Oh, I don't care what they say,
I don't care what you heard.

I suggest that we STOP judging entire professions and industries and entities (shall we talk politics?), and start remembering that these entities are actually made up of human beings like me and you. Imperfect for sure - at least I am... But also full of dreams, aspirations, disappointments, fear, hope, purpose, apathy, and each and every person in these organizations was once a child.
Empathy is defined as the ability to understand and share the feelings of another. It is hard to feel empathy for a corporation. But we can certainly feel empathy for the individuals who work inside of the corporation, or in government, or in our schools. And if we can't quite connect emotionally enough to feel empathy, might we at take a stab at humility? While the Oxford dictionary defines humility as "a modest or low view of oneself", I prefer to think of it in this way - we don't know what we don't know.

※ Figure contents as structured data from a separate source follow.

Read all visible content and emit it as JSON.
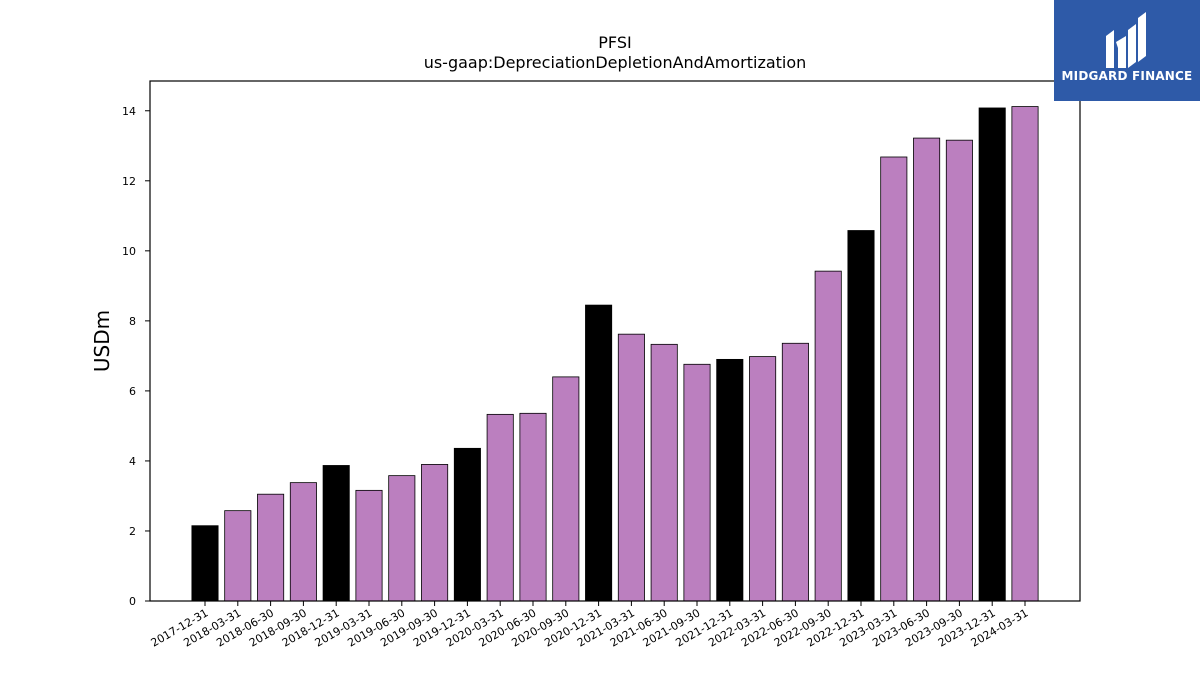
{
  "chart_data": {
    "type": "bar",
    "title": "PFSI",
    "subtitle": "us-gaap:DepreciationDepletionAndAmortization",
    "xlabel": "",
    "ylabel": "USDm",
    "ylim": [
      0,
      14.85
    ],
    "yticks": [
      0,
      2,
      4,
      6,
      8,
      10,
      12,
      14
    ],
    "grid": false,
    "categories": [
      "2017-12-31",
      "2018-03-31",
      "2018-06-30",
      "2018-09-30",
      "2018-12-31",
      "2019-03-31",
      "2019-06-30",
      "2019-09-30",
      "2019-12-31",
      "2020-03-31",
      "2020-06-30",
      "2020-09-30",
      "2020-12-31",
      "2021-03-31",
      "2021-06-30",
      "2021-09-30",
      "2021-12-31",
      "2022-03-31",
      "2022-06-30",
      "2022-09-30",
      "2022-12-31",
      "2023-03-31",
      "2023-06-30",
      "2023-09-30",
      "2023-12-31",
      "2024-03-31"
    ],
    "values": [
      2.15,
      2.58,
      3.05,
      3.38,
      3.87,
      3.16,
      3.58,
      3.9,
      4.36,
      5.33,
      5.36,
      6.4,
      8.45,
      7.62,
      7.33,
      6.76,
      6.9,
      6.98,
      7.36,
      9.42,
      10.58,
      12.68,
      13.22,
      13.16,
      14.08,
      14.12
    ],
    "bar_colors": [
      "#000000",
      "#bb7fbf",
      "#bb7fbf",
      "#bb7fbf",
      "#000000",
      "#bb7fbf",
      "#bb7fbf",
      "#bb7fbf",
      "#000000",
      "#bb7fbf",
      "#bb7fbf",
      "#bb7fbf",
      "#000000",
      "#bb7fbf",
      "#bb7fbf",
      "#bb7fbf",
      "#000000",
      "#bb7fbf",
      "#bb7fbf",
      "#bb7fbf",
      "#000000",
      "#bb7fbf",
      "#bb7fbf",
      "#bb7fbf",
      "#000000",
      "#bb7fbf"
    ]
  },
  "logo": {
    "text": "MIDGARD FINANCE",
    "background": "#2e5aa8",
    "icon": "midgard-logo-icon"
  }
}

“It is unwise to be too sure of one's own wisdom. It is healthy to be reminded that the strongest might weaken and the wisest might err.”
― Mahatma Gandhi
I have never been a teacher. I have never been a government official. I have never run for office. I have never worked for a petroleum company. But I know good people who have. I know them well. I've heard them talk passionately about their work, and why they chose their profession, why they chose their company, what they struggle with, and how they want to make their world better.
So, I can't wait to go work with these high school teachers and administrators today. They invited me in because they care deeply about their students and the future of education. I only hope that I can bring value and tools that will accelerate their success.